Écho de presse

L’affaire Van Blarenberghe, le matricide qui fascina Marcel Proust

le 01/02/2023 par Jean-Marie Pottier
le 30/11/2021 par Jean-Marie Pottier - modifié le 01/02/2023
A gauche, Marcel Proust dans Le Figaro littéraire, 1922 ; à droite, reporters attroupés devant le lieu de l’assassinat, Le Journal, 1907 – source : RetroNews-BnF
A gauche, Marcel Proust dans Le Figaro littéraire, 1922 ; à droite, reporters attroupés devant le lieu de l’assassinat, Le Journal, 1907 – source : RetroNews-BnF

En janvier 1907, un bourgeois parisien tue sa mère avant de se suicider. L’écrivain, qui l’a brièvement côtoyé, prend alors la plume dans Le Figaro pour décrire son acte à la lumière de la littérature et de la mythologie. Un texte qui amorce une étape décisive de sa carrière.

Ni fleurs, ni couronnes, seulement deux cercueils placés côte à côte. Le 26 janvier 1907, en l'église Saint-Augustin de Paris, on enterre dans la simplicité l'ingénieur Henri Van Blarenberghe, administrateur de la compagnie de l'Est, l’une des grandes sociétés ferroviaires françaises, et sa mère, Amélie Thiébaut-Brunet. Deux jours plus tôt, le premier a tué la seconde avant de se suicider.

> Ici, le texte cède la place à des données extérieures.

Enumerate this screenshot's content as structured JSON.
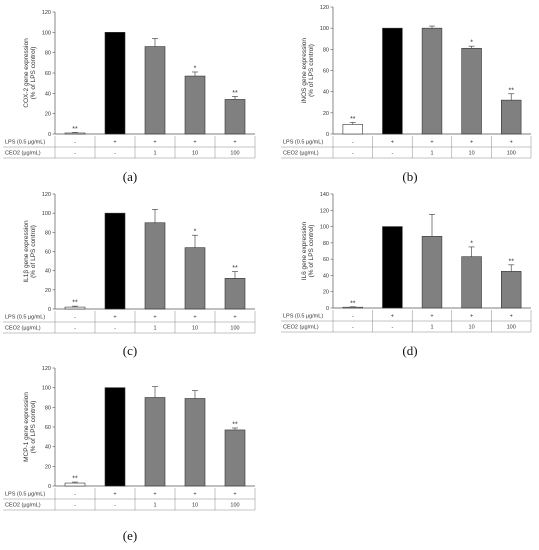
{
  "chart_data": [
    {
      "type": "bar",
      "panel": "(a)",
      "ylabel": [
        "COX-2 gene expression",
        "(% of LPS control)"
      ],
      "ylim": [
        0,
        120
      ],
      "yticks": [
        0,
        20,
        40,
        60,
        80,
        100,
        120
      ],
      "values": [
        1,
        100,
        86,
        57,
        34
      ],
      "errors": [
        0.5,
        0,
        8,
        4,
        3
      ],
      "significance": [
        "**",
        "",
        "",
        "*",
        "**"
      ],
      "bar_colors": [
        "#ffffff",
        "#000000",
        "#808080",
        "#808080",
        "#808080"
      ],
      "rows": [
        {
          "label": "LPS (0.5 µg/mL)",
          "cells": [
            "-",
            "+",
            "+",
            "+",
            "+"
          ]
        },
        {
          "label": "CEO2 (µg/mL)",
          "cells": [
            "-",
            "-",
            "1",
            "10",
            "100"
          ]
        }
      ]
    },
    {
      "type": "bar",
      "panel": "(b)",
      "ylabel": [
        "iNOS gene expression",
        "(% of LPS control)"
      ],
      "ylim": [
        0,
        120
      ],
      "yticks": [
        0,
        20,
        40,
        60,
        80,
        100,
        120
      ],
      "values": [
        9,
        100,
        100,
        81,
        32
      ],
      "errors": [
        2,
        0,
        2,
        2,
        6
      ],
      "significance": [
        "**",
        "",
        "",
        "*",
        "**"
      ],
      "bar_colors": [
        "#ffffff",
        "#000000",
        "#808080",
        "#808080",
        "#808080"
      ],
      "rows": [
        {
          "label": "LPS (0.5 µg/mL)",
          "cells": [
            "-",
            "+",
            "+",
            "+",
            "+"
          ]
        },
        {
          "label": "CEO2 (µg/mL)",
          "cells": [
            "-",
            "-",
            "1",
            "10",
            "100"
          ]
        }
      ]
    },
    {
      "type": "bar",
      "panel": "(c)",
      "ylabel": [
        "IL1β gene expression",
        "(% of LPS control)"
      ],
      "ylim": [
        0,
        120
      ],
      "yticks": [
        0,
        20,
        40,
        60,
        80,
        100,
        120
      ],
      "values": [
        2,
        100,
        90,
        64,
        32
      ],
      "errors": [
        1,
        0,
        14,
        13,
        7
      ],
      "significance": [
        "**",
        "",
        "",
        "*",
        "**"
      ],
      "bar_colors": [
        "#ffffff",
        "#000000",
        "#808080",
        "#808080",
        "#808080"
      ],
      "rows": [
        {
          "label": "LPS (0.5 µg/mL)",
          "cells": [
            "-",
            "+",
            "+",
            "+",
            "+"
          ]
        },
        {
          "label": "CEO2 (µg/mL)",
          "cells": [
            "-",
            "-",
            "1",
            "10",
            "100"
          ]
        }
      ]
    },
    {
      "type": "bar",
      "panel": "(d)",
      "ylabel": [
        "IL6 gene expression",
        "(% of LPS control)"
      ],
      "ylim": [
        0,
        140
      ],
      "yticks": [
        0,
        20,
        40,
        60,
        80,
        100,
        120,
        140
      ],
      "values": [
        1,
        100,
        88,
        63,
        45
      ],
      "errors": [
        0.5,
        0,
        27,
        12,
        8
      ],
      "significance": [
        "**",
        "",
        "",
        "*",
        "**"
      ],
      "bar_colors": [
        "#ffffff",
        "#000000",
        "#808080",
        "#808080",
        "#808080"
      ],
      "rows": [
        {
          "label": "LPS (0.5 µg/mL)",
          "cells": [
            "-",
            "+",
            "+",
            "+",
            "+"
          ]
        },
        {
          "label": "CEO2 (µg/mL)",
          "cells": [
            "-",
            "-",
            "1",
            "10",
            "100"
          ]
        }
      ]
    },
    {
      "type": "bar",
      "panel": "(e)",
      "ylabel": [
        "MCP-1 gene expression",
        "(% of LPS control)"
      ],
      "ylim": [
        0,
        120
      ],
      "yticks": [
        0,
        20,
        40,
        60,
        80,
        100,
        120
      ],
      "values": [
        3,
        100,
        90,
        89,
        57
      ],
      "errors": [
        1,
        0,
        11,
        8,
        2
      ],
      "significance": [
        "**",
        "",
        "",
        "",
        "**"
      ],
      "bar_colors": [
        "#ffffff",
        "#000000",
        "#808080",
        "#808080",
        "#808080"
      ],
      "rows": [
        {
          "label": "LPS (0.5 µg/mL)",
          "cells": [
            "-",
            "+",
            "+",
            "+",
            "+"
          ]
        },
        {
          "label": "CEO2 (µg/mL)",
          "cells": [
            "-",
            "-",
            "1",
            "10",
            "100"
          ]
        }
      ]
    }
  ]
}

Le drame a eu lieu en milieu d’après-midi dans l’hôtel particulier du 48, rue de la Bienfaisance, près du parc Monceau, où vivent Henri Van Blarenberghe et sa mère, veuve depuis la mort l’été précédent d’Henri Van Blarenberghe père, qui présidait le conseil d’administration de la compagnie de l'Est. Le Journal fait appel au témoignage du cocher de la famille, Bidaut :

« La sonnerie d'alarme retentit à coups précipités... puis des cris d'effroi, des appels déchirants se firent entendre... poussés par Mme Van Blarenberghe : “Henri... tu m'as tuée... Au secours ! À moi...”. [...]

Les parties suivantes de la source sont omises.